The counterculture of Greenwich Village in New York City is legendary, although these days you’re more apt to see downsized Wall Streeters roaming around at midday rather than artists or activists. History is cyclical, however, and Washington Square Park, the epicenter of many social, political and cultural movements, is being renovated and of course there is a controversy.
The diehard Villagers still have a huge voice in the politics of the neighborhood. The park is a landmark, 10 acres in size and nearly 200 years old. It has seen hangings, burials, countless graduations, generations of kids, dogs, joggers, seniors, and drug dealers—you name it, it has happened in THE PARK, as I called it growing up on its West side.
I can recall tagging along with my dad as he went to hear the musicians in the Seventies on sunny weekends. All I wanted to do was get to the playground and the sprinklers but we had to listen to a few songs. We’d chat with the winos and bums; this was before homelessness, when the local wino knew me by name. I can still see the Good Humor Ice Cream Man and hear his cart bells. He wore a full uniform, a sweet old guy, who never failed to please the throngs of dirty kids on a hot summer day. With the first legitimate snow, a trip to the park was necessary on sleds or cross country skis.

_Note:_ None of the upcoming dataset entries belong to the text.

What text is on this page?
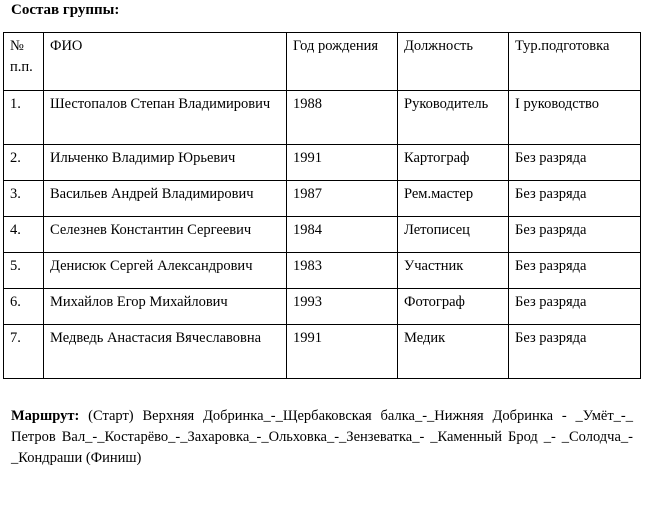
Состав группы:
№ п.п.	ФИО	Год рождения	Должность	Тур.подготовка
1.	Шестопалов Степан Владимирович	1988	Руководитель	I руководство
2.	Ильченко Владимир Юрьевич	1991	Картограф	Без разряда
3.	Васильев Андрей Владимирович	1987	Рем.мастер	Без разряда
4.	Селезнев Константин Сергеевич	1984	Летописец	Без разряда
5.	Денисюк Сергей Александрович	1983	Участник	Без разряда
6.	Михайлов Егор Михайлович	1993	Фотограф	Без разряда
7.	Медведь Анастасия Вячеславовна	1991	Медик	Без разряда
Маршрут: (Старт) Верхняя Добринка_-_Щербаковская балка_-_Нижняя Добринка - _Умёт_-_ Петров Вал_-_Костарёво_-_Захаровка_-_Ольховка_-_Зензеватка_- _Каменный Брод _- _Солодча_- _Кондраши (Финиш)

Seasons were marked, big events celebrated, I can even trace the different phases of my life through the park. As a high school kid I spent hours, with my best friend, in our oversized men’s coats and scarves listening and swooning over one particular musician/ busker name “Zorki.” To this day when I hear the Traffic song Low Spark of High Heeled Boys, I get nostalgic for those days when time didn’t matter and listening to live music was my plan for the day.
So now the park is in the midst of a $16 million renovation. The plan is to create more green space and benches and update some of the features that were quite worn. The work is to be done in phases so the public can still enjoy parts of the park at any given time. The first phase is slated for completion in the spring of 2009.
The controversy comes from those who oppose moving the famous fountain, shrinking the public gathering spots and various other changes. Most of all, those who oppose the upgrades see the changes to be class oriented, a way to increase real estate values, please New York University and gentrify the quintessential concept of public space. Bloggers have taken to their laptops and sites have popped up on the internet with many New Yorkers chiming in.
At this time of year I always look forward to seeing the Christmas tree under the arch and remember caroling there so many times as a kid. I hear about the park drama often from my mom who still lives a block away. She is an active Villager, who has connections in the dog owning crowd and has been known to bang pots, with her cronies, to get the drug dealers to disperse. She appreciates how much creativity the park has inspired and worries the scene will change.
Our neighbor when I was growing up, who went on to write for SNL, Letterman, Seinfeld and the Simpsons, used to sit in the park with his partner dreaming up story lines. On any given day one can see jugglers, chess players, movie filming or people just hanging out enjoying the space.
I hope the park will retain its role as a democratic magnet, drawing people from all walks of life at all stages in life, from near or far. Change isn’t always easy, but I pray they keep the integrity and ethos of the park intact, and just spiff it up (a bit) so I can take my kids to hear music they won’t appreciate till they are older.